Challenges in PCHE Design
1) Most current thermal-hydraulics design of PCHEs use one (or several) channels as the analysis domain, and assume that periodic pattern applies for the whole PCHE. The header region, which is the portion that distributes the flow into the channels from a pipe inlet, and the plate region are often studied separately. This approach has its necessity since it is usually impractical to simulate the entire heat exchanger, due to computational expense (i.e., it will take a long time for a computer to finish the calculation). However, in reality the flow in header region and plate region strongly interact with each other. Idealized conditions assigned to header region or plate region may not reflect the true behavior/performance of the PCHE.

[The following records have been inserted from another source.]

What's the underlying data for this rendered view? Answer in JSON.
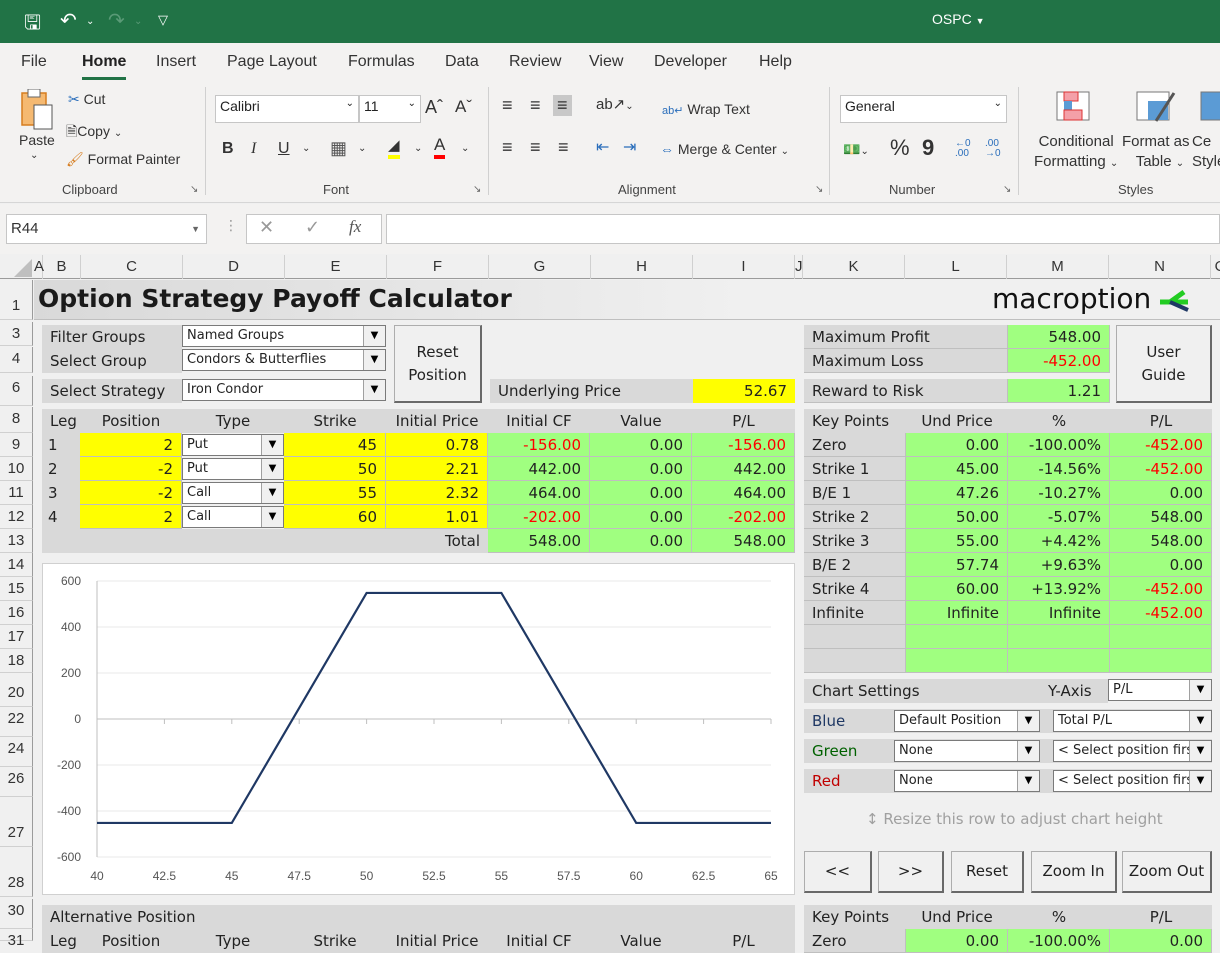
{
  "app": {
    "doc_title": "OSPC"
  },
  "menu": {
    "tabs": [
      "File",
      "Home",
      "Insert",
      "Page Layout",
      "Formulas",
      "Data",
      "Review",
      "View",
      "Developer",
      "Help"
    ],
    "active": "Home"
  },
  "ribbon": {
    "clipboard": {
      "paste": "Paste",
      "cut": "Cut",
      "copy": "Copy",
      "format_painter": "Format Painter",
      "label": "Clipboard"
    },
    "font": {
      "name": "Calibri",
      "size": "11",
      "bold": "B",
      "italic": "I",
      "underline": "U",
      "label": "Font"
    },
    "alignment": {
      "wrap_text": "Wrap Text",
      "merge_center": "Merge & Center",
      "label": "Alignment"
    },
    "number": {
      "format": "General",
      "percent": "%",
      "comma": "9",
      "label": "Number"
    },
    "styles": {
      "conditional": "Conditional",
      "conditional2": "Formatting",
      "format_as": "Format as",
      "format_as2": "Table",
      "cell": "Ce",
      "cell2": "Style",
      "label": "Styles"
    }
  },
  "formula_bar": {
    "name_box": "R44",
    "fx": "fx",
    "value": ""
  },
  "columns": [
    "A",
    "B",
    "C",
    "D",
    "E",
    "F",
    "G",
    "H",
    "I",
    "J",
    "K",
    "L",
    "M",
    "N",
    "O"
  ],
  "rows": [
    "1",
    "3",
    "4",
    "6",
    "8",
    "9",
    "10",
    "11",
    "12",
    "13",
    "14",
    "15",
    "16",
    "17",
    "18",
    "20",
    "22",
    "24",
    "26",
    "27",
    "28",
    "30",
    "31"
  ],
  "sheet": {
    "title": "Option Strategy Payoff Calculator",
    "logo": "macroption",
    "filter_groups": {
      "label": "Filter Groups",
      "value": "Named Groups"
    },
    "select_group": {
      "label": "Select Group",
      "value": "Condors & Butterflies"
    },
    "select_strategy": {
      "label": "Select Strategy",
      "value": "Iron Condor"
    },
    "reset_position": "Reset Position",
    "underlying_price": {
      "label": "Underlying Price",
      "value": "52.67"
    },
    "max_profit": {
      "label": "Maximum Profit",
      "value": "548.00"
    },
    "max_loss": {
      "label": "Maximum Loss",
      "value": "-452.00"
    },
    "reward_risk": {
      "label": "Reward to Risk",
      "value": "1.21"
    },
    "user_guide": "User Guide",
    "legs_header": [
      "Leg",
      "Position",
      "Type",
      "Strike",
      "Initial Price",
      "Initial CF",
      "Value",
      "P/L"
    ],
    "legs": [
      {
        "leg": "1",
        "position": "2",
        "type": "Put",
        "strike": "45",
        "price": "0.78",
        "cf": "-156.00",
        "value": "0.00",
        "pl": "-156.00"
      },
      {
        "leg": "2",
        "position": "-2",
        "type": "Put",
        "strike": "50",
        "price": "2.21",
        "cf": "442.00",
        "value": "0.00",
        "pl": "442.00"
      },
      {
        "leg": "3",
        "position": "-2",
        "type": "Call",
        "strike": "55",
        "price": "2.32",
        "cf": "464.00",
        "value": "0.00",
        "pl": "464.00"
      },
      {
        "leg": "4",
        "position": "2",
        "type": "Call",
        "strike": "60",
        "price": "1.01",
        "cf": "-202.00",
        "value": "0.00",
        "pl": "-202.00"
      }
    ],
    "total": {
      "label": "Total",
      "cf": "548.00",
      "value": "0.00",
      "pl": "548.00"
    },
    "key_points_header": [
      "Key Points",
      "Und Price",
      "%",
      "P/L"
    ],
    "key_points": [
      {
        "name": "Zero",
        "und": "0.00",
        "pct": "-100.00%",
        "pl": "-452.00"
      },
      {
        "name": "Strike 1",
        "und": "45.00",
        "pct": "-14.56%",
        "pl": "-452.00"
      },
      {
        "name": "B/E 1",
        "und": "47.26",
        "pct": "-10.27%",
        "pl": "0.00"
      },
      {
        "name": "Strike 2",
        "und": "50.00",
        "pct": "-5.07%",
        "pl": "548.00"
      },
      {
        "name": "Strike 3",
        "und": "55.00",
        "pct": "+4.42%",
        "pl": "548.00"
      },
      {
        "name": "B/E 2",
        "und": "57.74",
        "pct": "+9.63%",
        "pl": "0.00"
      },
      {
        "name": "Strike 4",
        "und": "60.00",
        "pct": "+13.92%",
        "pl": "-452.00"
      },
      {
        "name": "Infinite",
        "und": "Infinite",
        "pct": "Infinite",
        "pl": "-452.00"
      },
      {
        "name": "",
        "und": "",
        "pct": "",
        "pl": ""
      },
      {
        "name": "",
        "und": "",
        "pct": "",
        "pl": ""
      }
    ],
    "chart_settings": {
      "label": "Chart Settings",
      "yaxis_label": "Y-Axis",
      "yaxis_value": "P/L",
      "series": [
        {
          "color_name": "Blue",
          "position": "Default Position",
          "metric": "Total P/L",
          "color": "#1f3864"
        },
        {
          "color_name": "Green",
          "position": "None",
          "metric": "< Select position first",
          "color": "#006100"
        },
        {
          "color_name": "Red",
          "position": "None",
          "metric": "< Select position first",
          "color": "#c00000"
        }
      ]
    },
    "resize_hint": "Resize this row to adjust chart height",
    "nav_buttons": [
      "<<",
      ">>",
      "Reset",
      "Zoom In",
      "Zoom Out"
    ],
    "alternative": {
      "label": "Alternative Position",
      "header": [
        "Leg",
        "Position",
        "Type",
        "Strike",
        "Initial Price",
        "Initial CF",
        "Value",
        "P/L"
      ]
    },
    "key_points2_header": [
      "Key Points",
      "Und Price",
      "%",
      "P/L"
    ],
    "key_points2_first": {
      "name": "Zero",
      "und": "0.00",
      "pct": "-100.00%",
      "pl": "0.00"
    }
  },
  "chart_data": {
    "type": "line",
    "title": "",
    "xlabel": "",
    "ylabel": "",
    "x_ticks": [
      "40",
      "42.5",
      "45",
      "47.5",
      "50",
      "52.5",
      "55",
      "57.5",
      "60",
      "62.5",
      "65"
    ],
    "y_ticks": [
      "600",
      "400",
      "200",
      "0",
      "-200",
      "-400",
      "-600"
    ],
    "xlim": [
      40,
      65
    ],
    "ylim": [
      -600,
      600
    ],
    "grid": true,
    "series": [
      {
        "name": "Total P/L",
        "color": "#1f3864",
        "x": [
          40,
          45,
          50,
          55,
          60,
          65
        ],
        "y": [
          -452,
          -452,
          548,
          548,
          -452,
          -452
        ]
      }
    ]
  }
}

2) Most of the existing PCHE studies have focused on the thermal-hydraulics side of the problem, i.e., pressure drop, heat transfer, thermal capacity, etc. However, one of the biggest challenges with PCHEs is on the thermo-mechanical side, e.g., stress, creep, fatigue of the PCHE material and joints. Most often, the thermal mechanical performance eventually determines the safety, reliability, and economics of the PCHE.

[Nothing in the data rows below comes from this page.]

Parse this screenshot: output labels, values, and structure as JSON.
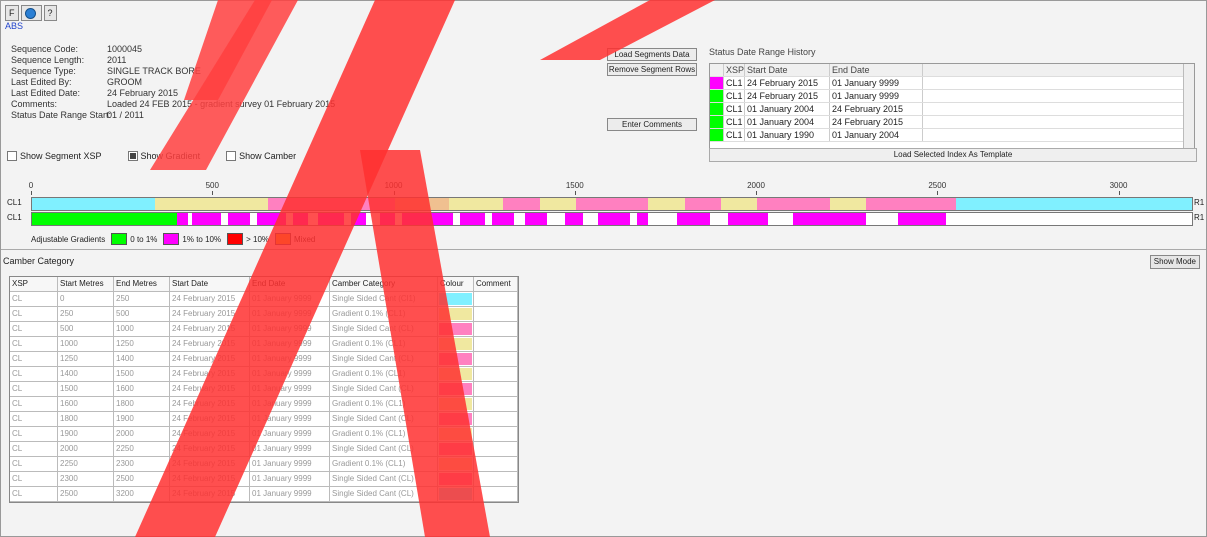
{
  "tabs": [
    {
      "label": "F"
    },
    {
      "label": "?"
    }
  ],
  "project_link": "ABS",
  "properties": [
    {
      "label": "Sequence Code:",
      "value": "1000045"
    },
    {
      "label": "Sequence Length:",
      "value": "2011"
    },
    {
      "label": "Sequence Type:",
      "value": "SINGLE TRACK BORE"
    },
    {
      "label": "Last Edited By:",
      "value": "GROOM"
    },
    {
      "label": "Last Edited Date:",
      "value": "24 February 2015"
    },
    {
      "label": "Comments:",
      "value": "Loaded 24 FEB 2015 - gradient survey 01 February 2015"
    },
    {
      "label": "Status Date Range Start:",
      "value": "01 / 2011"
    }
  ],
  "options": {
    "show_sidemark": "Show Segment XSP",
    "show_gradient": "Show Gradient",
    "show_cant": "Show Camber",
    "checked": [
      false,
      true,
      false
    ]
  },
  "buttons": {
    "load_new": "Load Segments Data",
    "remove": "Remove Segment Rows",
    "enter_comments": "Enter Comments",
    "load_template": "Load Selected Index As Template",
    "mode": "Show Mode"
  },
  "history": {
    "title": "Status Date Range History",
    "headers": [
      "XSP",
      "Start Date",
      "End Date"
    ],
    "rows": [
      {
        "color": "#ff00ff",
        "xsp": "CL1",
        "start": "24 February 2015",
        "end": "01 January 9999"
      },
      {
        "color": "#00ff00",
        "xsp": "CL1",
        "start": "24 February 2015",
        "end": "01 January 9999"
      },
      {
        "color": "#00ff00",
        "xsp": "CL1",
        "start": "01 January 2004",
        "end": "24 February 2015"
      },
      {
        "color": "#00ff00",
        "xsp": "CL1",
        "start": "01 January 2004",
        "end": "24 February 2015"
      },
      {
        "color": "#00ff00",
        "xsp": "CL1",
        "start": "01 January 1990",
        "end": "01 January 2004"
      }
    ]
  },
  "axis": {
    "ticks": [
      "0",
      "500",
      "1000",
      "1500",
      "2000",
      "2500",
      "3000"
    ],
    "max": 3200
  },
  "tracks": [
    {
      "label": "CL1",
      "end_label": "R1",
      "segments": [
        {
          "start": 0,
          "end": 340,
          "color": "#80f0ff"
        },
        {
          "start": 340,
          "end": 650,
          "color": "#f0e8a0"
        },
        {
          "start": 650,
          "end": 1000,
          "color": "#ff80c0"
        },
        {
          "start": 1000,
          "end": 1150,
          "color": "#f0c090"
        },
        {
          "start": 1150,
          "end": 1300,
          "color": "#f0e8a0"
        },
        {
          "start": 1300,
          "end": 1400,
          "color": "#ff80c0"
        },
        {
          "start": 1400,
          "end": 1500,
          "color": "#f0e8a0"
        },
        {
          "start": 1500,
          "end": 1700,
          "color": "#ff80c0"
        },
        {
          "start": 1700,
          "end": 1800,
          "color": "#f0e8a0"
        },
        {
          "start": 1800,
          "end": 1900,
          "color": "#ff80c0"
        },
        {
          "start": 1900,
          "end": 2000,
          "color": "#f0e8a0"
        },
        {
          "start": 2000,
          "end": 2200,
          "color": "#ff80c0"
        },
        {
          "start": 2200,
          "end": 2300,
          "color": "#f0e8a0"
        },
        {
          "start": 2300,
          "end": 2550,
          "color": "#ff80c0"
        },
        {
          "start": 2550,
          "end": 3200,
          "color": "#80f0ff"
        }
      ]
    },
    {
      "label": "CL1",
      "end_label": "R1",
      "segments": [
        {
          "start": 0,
          "end": 400,
          "color": "#00ff00"
        },
        {
          "start": 400,
          "end": 430,
          "color": "#ff00ff"
        },
        {
          "start": 440,
          "end": 520,
          "color": "#ff00ff"
        },
        {
          "start": 540,
          "end": 600,
          "color": "#ff00ff"
        },
        {
          "start": 620,
          "end": 700,
          "color": "#ff00ff"
        },
        {
          "start": 720,
          "end": 760,
          "color": "#ff00ff"
        },
        {
          "start": 790,
          "end": 860,
          "color": "#ff00ff"
        },
        {
          "start": 880,
          "end": 920,
          "color": "#ff00ff"
        },
        {
          "start": 960,
          "end": 1000,
          "color": "#ff00ff"
        },
        {
          "start": 1020,
          "end": 1160,
          "color": "#ff00ff"
        },
        {
          "start": 1180,
          "end": 1250,
          "color": "#ff00ff"
        },
        {
          "start": 1270,
          "end": 1330,
          "color": "#ff00ff"
        },
        {
          "start": 1360,
          "end": 1420,
          "color": "#ff00ff"
        },
        {
          "start": 1470,
          "end": 1520,
          "color": "#ff00ff"
        },
        {
          "start": 1560,
          "end": 1650,
          "color": "#ff00ff"
        },
        {
          "start": 1670,
          "end": 1700,
          "color": "#ff00ff"
        },
        {
          "start": 1780,
          "end": 1870,
          "color": "#ff00ff"
        },
        {
          "start": 1920,
          "end": 2030,
          "color": "#ff00ff"
        },
        {
          "start": 2100,
          "end": 2300,
          "color": "#ff00ff"
        },
        {
          "start": 2390,
          "end": 2520,
          "color": "#ff00ff"
        }
      ]
    }
  ],
  "legend": [
    {
      "label": "Adjustable Gradients",
      "color": ""
    },
    {
      "label": "0 to 1%",
      "color": "#00ff00"
    },
    {
      "label": "1% to 10%",
      "color": "#ff00ff"
    },
    {
      "label": "> 10%",
      "color": "#ff0000"
    },
    {
      "label": "Mixed",
      "color": "#f0c000"
    }
  ],
  "group_label": "Camber Category",
  "table": {
    "headers": [
      "XSP",
      "Start Metres",
      "End Metres",
      "Start Date",
      "End Date",
      "Camber Category",
      "Colour",
      "Comment"
    ],
    "rows": [
      [
        "CL",
        "0",
        "250",
        "24 February 2015",
        "01 January 9999",
        "Single Sided Cant (Cl1)",
        "#80f0ff",
        ""
      ],
      [
        "CL",
        "250",
        "500",
        "24 February 2015",
        "01 January 9999",
        "Gradient 0.1% (CL1)",
        "#f0e8a0",
        ""
      ],
      [
        "CL",
        "500",
        "1000",
        "24 February 2015",
        "01 January 9999",
        "Single Sided Cant (CL)",
        "#ff80c0",
        ""
      ],
      [
        "CL",
        "1000",
        "1250",
        "24 February 2015",
        "01 January 9999",
        "Gradient 0.1% (CL1)",
        "#f0e8a0",
        ""
      ],
      [
        "CL",
        "1250",
        "1400",
        "24 February 2015",
        "01 January 9999",
        "Single Sided Cant (CL)",
        "#ff80c0",
        ""
      ],
      [
        "CL",
        "1400",
        "1500",
        "24 February 2015",
        "01 January 9999",
        "Gradient 0.1% (CL1)",
        "#f0e8a0",
        ""
      ],
      [
        "CL",
        "1500",
        "1600",
        "24 February 2015",
        "01 January 9999",
        "Single Sided Cant (CL)",
        "#ff80c0",
        ""
      ],
      [
        "CL",
        "1600",
        "1800",
        "24 February 2015",
        "01 January 9999",
        "Gradient 0.1% (CL1)",
        "#f0e8a0",
        ""
      ],
      [
        "CL",
        "1800",
        "1900",
        "24 February 2015",
        "01 January 9999",
        "Single Sided Cant (CL)",
        "#ff80c0",
        ""
      ],
      [
        "CL",
        "1900",
        "2000",
        "24 February 2015",
        "01 January 9999",
        "Gradient 0.1% (CL1)",
        "#f0e8a0",
        ""
      ],
      [
        "CL",
        "2000",
        "2250",
        "24 February 2015",
        "01 January 9999",
        "Single Sided Cant (CL)",
        "#ff80c0",
        ""
      ],
      [
        "CL",
        "2250",
        "2300",
        "24 February 2015",
        "01 January 9999",
        "Gradient 0.1% (CL1)",
        "#f0e8a0",
        ""
      ],
      [
        "CL",
        "2300",
        "2500",
        "24 February 2015",
        "01 January 9999",
        "Single Sided Cant (CL)",
        "#ff80c0",
        ""
      ],
      [
        "CL",
        "2500",
        "3200",
        "24 February 2015",
        "01 January 9999",
        "Single Sided Cant (CL)",
        "#80f0ff",
        ""
      ]
    ]
  }
}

A more accurate way to analyze the PCHE, especially the header region, is to analyze the PCHE as a whole domain. In order to overcome the issue of an exceedingly large computational cost, we have taken the approach of representing the stack of plates as a porous media. The porosity of the porous media depends on the geometrical dimensions of the PCHE, and the permeability of the porous media is chosen to that the porous media generates the same pressure drop as the stack of plates. By simulating the whole PCHE domain, we are using a more realistic boundary conditions for the header analysis, than assuming constant outlet pressure at the header. Results from simulations of the entire domain using a porous medium appaorch will provide a better assessment of the maldistribution of flow through the channels for a specific header design, and will allow us to optimize the header design for better PCHE performance.

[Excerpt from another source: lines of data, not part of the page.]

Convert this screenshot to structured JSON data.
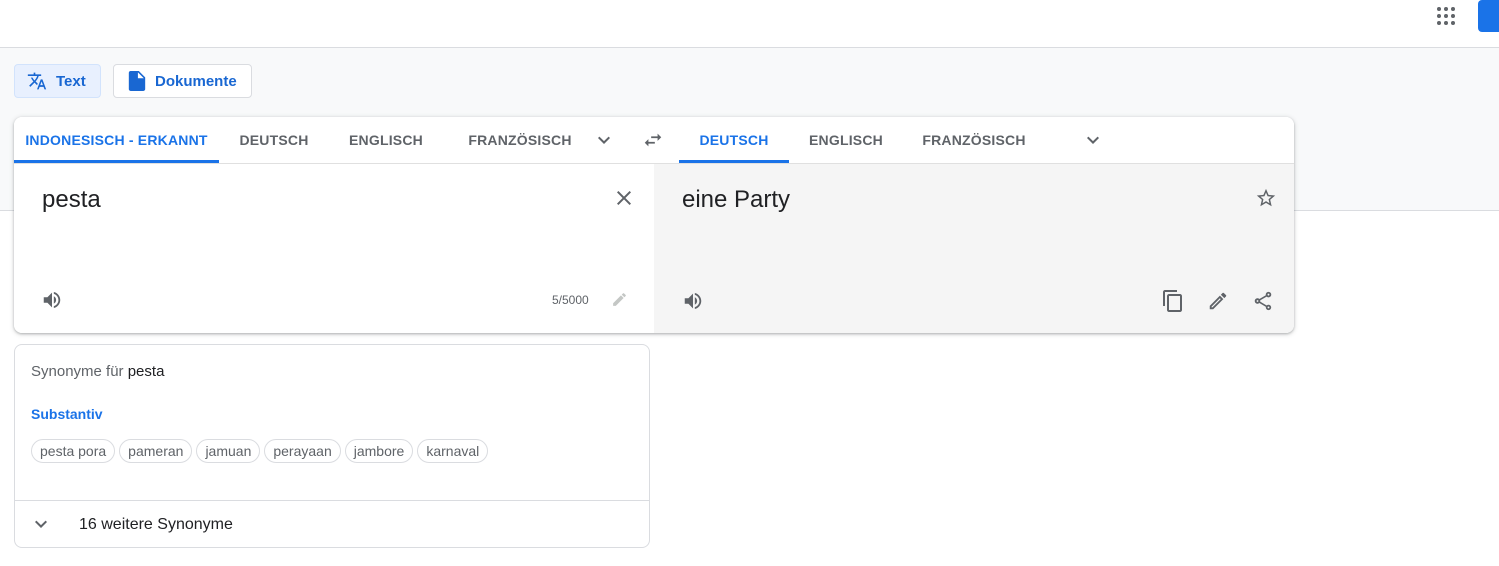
{
  "header": {
    "apps_icon": "apps-grid-icon",
    "account_color": "#1a73e8"
  },
  "modes": {
    "text_label": "Text",
    "text_icon": "translate-icon",
    "documents_label": "Dokumente",
    "documents_icon": "document-icon"
  },
  "source_languages": {
    "tabs": [
      {
        "label": "INDONESISCH - ERKANNT",
        "active": true
      },
      {
        "label": "DEUTSCH",
        "active": false
      },
      {
        "label": "ENGLISCH",
        "active": false
      },
      {
        "label": "FRANZÖSISCH",
        "active": false
      }
    ],
    "more_icon": "chevron-down-icon"
  },
  "swap_icon": "swap-arrows-icon",
  "target_languages": {
    "tabs": [
      {
        "label": "DEUTSCH",
        "active": true
      },
      {
        "label": "ENGLISCH",
        "active": false
      },
      {
        "label": "FRANZÖSISCH",
        "active": false
      }
    ],
    "more_icon": "chevron-down-icon"
  },
  "source": {
    "text": "pesta",
    "char_count": "5/5000",
    "clear_icon": "close-icon",
    "listen_icon": "speaker-icon",
    "edit_icon": "pencil-icon"
  },
  "target": {
    "text": "eine Party",
    "star_icon": "star-outline-icon",
    "listen_icon": "speaker-icon",
    "copy_icon": "copy-icon",
    "edit_icon": "pencil-icon",
    "share_icon": "share-icon"
  },
  "synonyms": {
    "title_prefix": "Synonyme für",
    "word": "pesta",
    "part_of_speech": "Substantiv",
    "items": [
      "pesta pora",
      "pameran",
      "jamuan",
      "perayaan",
      "jambore",
      "karnaval"
    ],
    "more_label": "16 weitere Synonyme",
    "expand_icon": "chevron-down-icon"
  },
  "colors": {
    "accent": "#1a73e8",
    "target_background": "#f5f5f5",
    "band_background": "#f8f9fa"
  }
}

Our research involves designing PCHEs so that the imposed stress due to thermal and mechanical effects is well below the failure strength of component materials and joints. Of particular concern is the stress generated due to the coefficient of thermal expansion (CTE) mismatch between PCHE plates and bonded foils used as corrosion protective layers/coatings. We’re also investigating the effect of compressive stresses, via the use of external clamps, to compensate for the elevated pressure within the sCO2 channels. This approach can increase the reliability of the joints by increasing their failure stress. The thermal-mechanical analysis will help take maximum advantage of the high stiffness of ZrC/W at high temperatures, yet manage the induced stress due to thermal, mechanical, and CTE mismatch effects.